You bet I'm hostile and unforgiving
by
randy-khan
06/19/2008, 6:02 PM
So, the Attorney General thinks that critics of torture are "hostile and unforgiving."
Good. They should be.
Personally, I'm not interested in the good faith defense. Torture is against U.S. law, against international law, contrary to multiple treaties that bind the U.S., morally repugnant and, to boot, an extremely unreliable method of interrogation. For decades the U.S. has condemned the use of torture by any other state; heck, the U.S. has prosecuted people as war criminals for torturing prisoners. And yet, we are supposed to believe that, desperate to prevent another 9/11, the national security apparatus turned to torture as a way to protect us because it was something they thought might work.
I almost don't know whether to be flabbergasted by the idiocy of it all or just disgusted.

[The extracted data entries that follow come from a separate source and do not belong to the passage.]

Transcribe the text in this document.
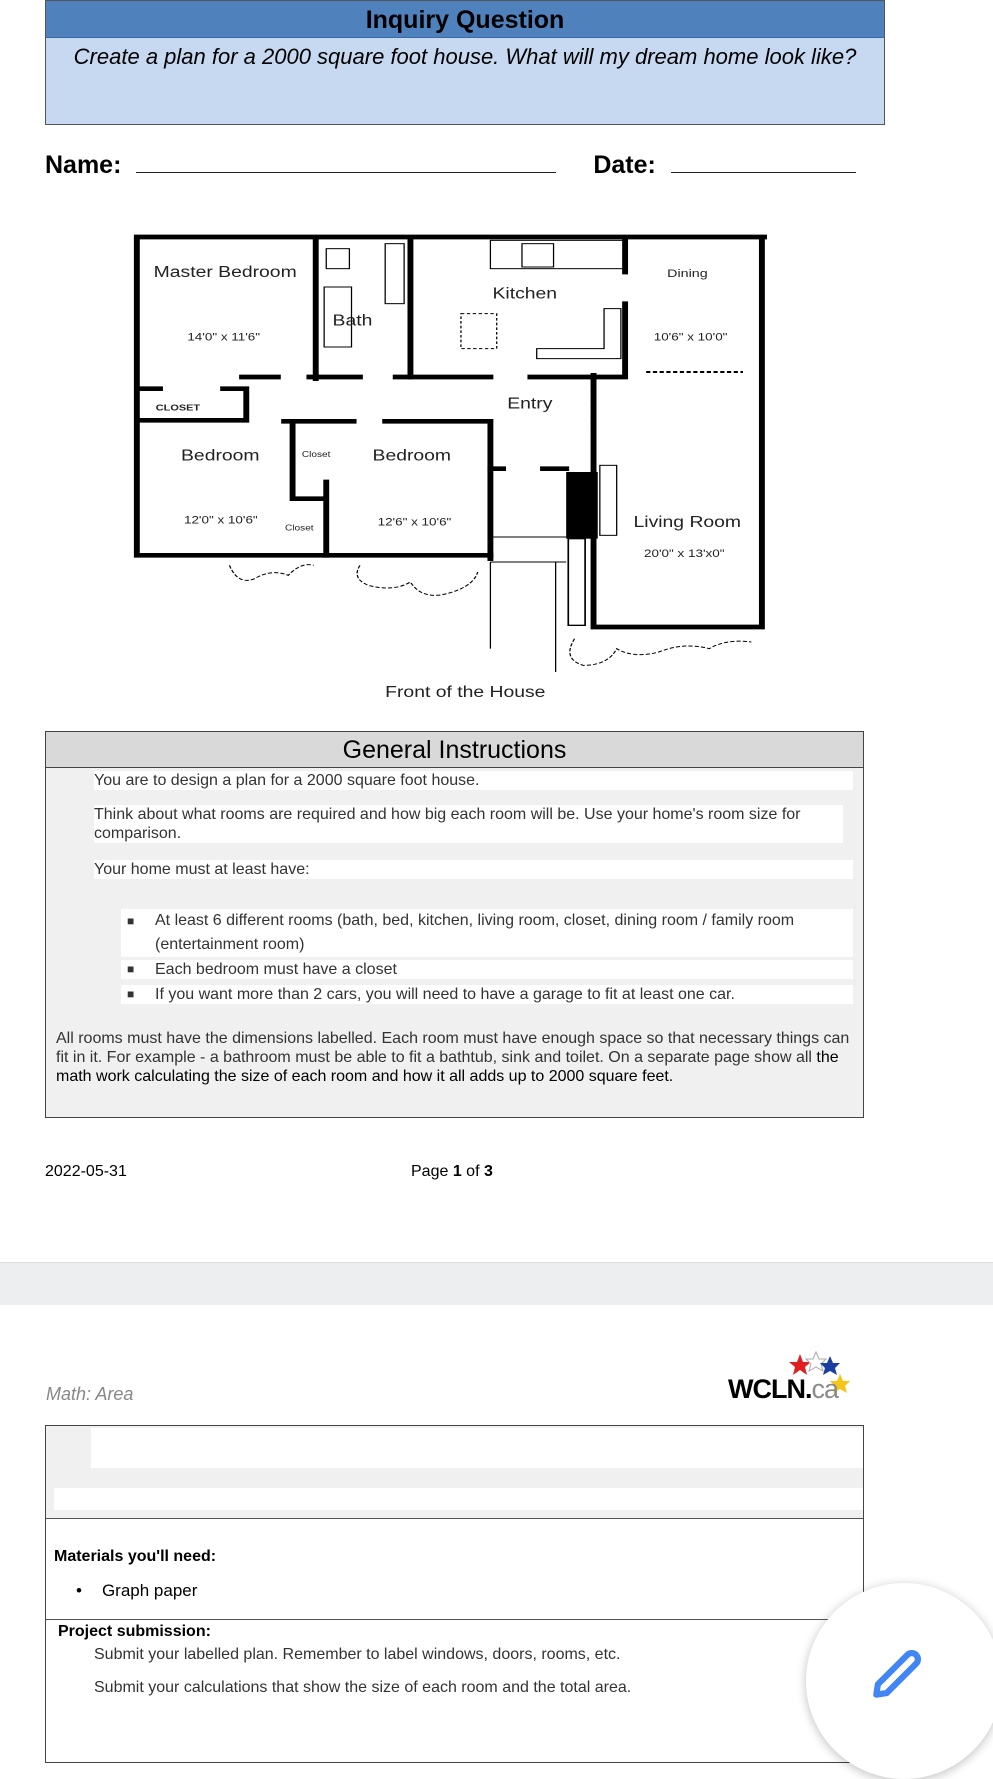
Inquiry Question
Create a plan for a 2000 square foot house. What will my dream home look like?
Name:	Date:
Master Bedroom
14'0" x 11'6"
Bath
Kitchen
Dining
10'6" x 10'0"
Entry
Bedroom
12'0" x 10'6"
Bedroom
12'6" x 10'6"	Living Room
20'0" x 13'x0"
CLOSET
Closet
Closet
Front of the House
General Instructions
You are to design a plan for a 2000 square foot house.
Think about what rooms are required and how big each room will be. Use your home's room size for comparison.
Your home must at least have:
■ At least 6 different rooms (bath, bed, kitchen, living room, closet, dining room / family room (entertainment room)
■ Each bedroom must have a closet
■ If you want more than 2 cars, you will need to have a garage to fit at least one car.
All rooms must have the dimensions labelled. Each room must have enough space so that necessary things can fit in it. For example - a bathroom must be able to fit a bathtub, sink and toilet. On a separate page show all the math work calculating the size of each room and how it all adds up to 2000 square feet.
2022-05-31	Page 1 of 3
Math: Area	WCLN.ca
Materials you'll need:
• Graph paper
Project submission:
Submit your labelled plan. Remember to label windows, doors, rooms, etc.
Submit your calculations that show the size of each room and the total area.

It's hard to imagine the thought processes that led to this conclusion. Were they convinced that torture works by watching 24 and James Bond movies? Did they imagine that other countries, once they found out, would say "well, they really were threatened" and give us a pass (as if every other torturer doesn't say the same thing)? Did they have some idea that it never would come out, so it was okay? Did they think that all the lawyers were wimps? Or did they just want to do something - anything - but didn't have any good ideas?
Honestly, I think it may have been that they didn't have any clue what to do. I find in my profession that a lot of people who do sloppy work try to get away with acting on their first impulses, brushing away valid objections because they don't want to deal with the hard effort involved in coming up with a better answer. After 7-1/2 years of the Bush Administration, I'm beginning to think that's how they operate.
It's not just this issue, of course: you can point to Katrina, the hideous follow-up both the Afghanistan and Iraq invasions and even the U.S. Attorney scandal, which happened in part because Alberto Gonzales couldn't be bothered to get his story straight. But this has to take the prize. The Administration shredded a hundred years of moral authority and ignored well-known legal requirements just because it couldn't be bothered to develop a real intelligence program that would have protected us far better than torturing a bunch of criminals and other people they didn't like.
Come to think of it, I'm both disgusted and flabbergasted. There's no reason to settle for just one.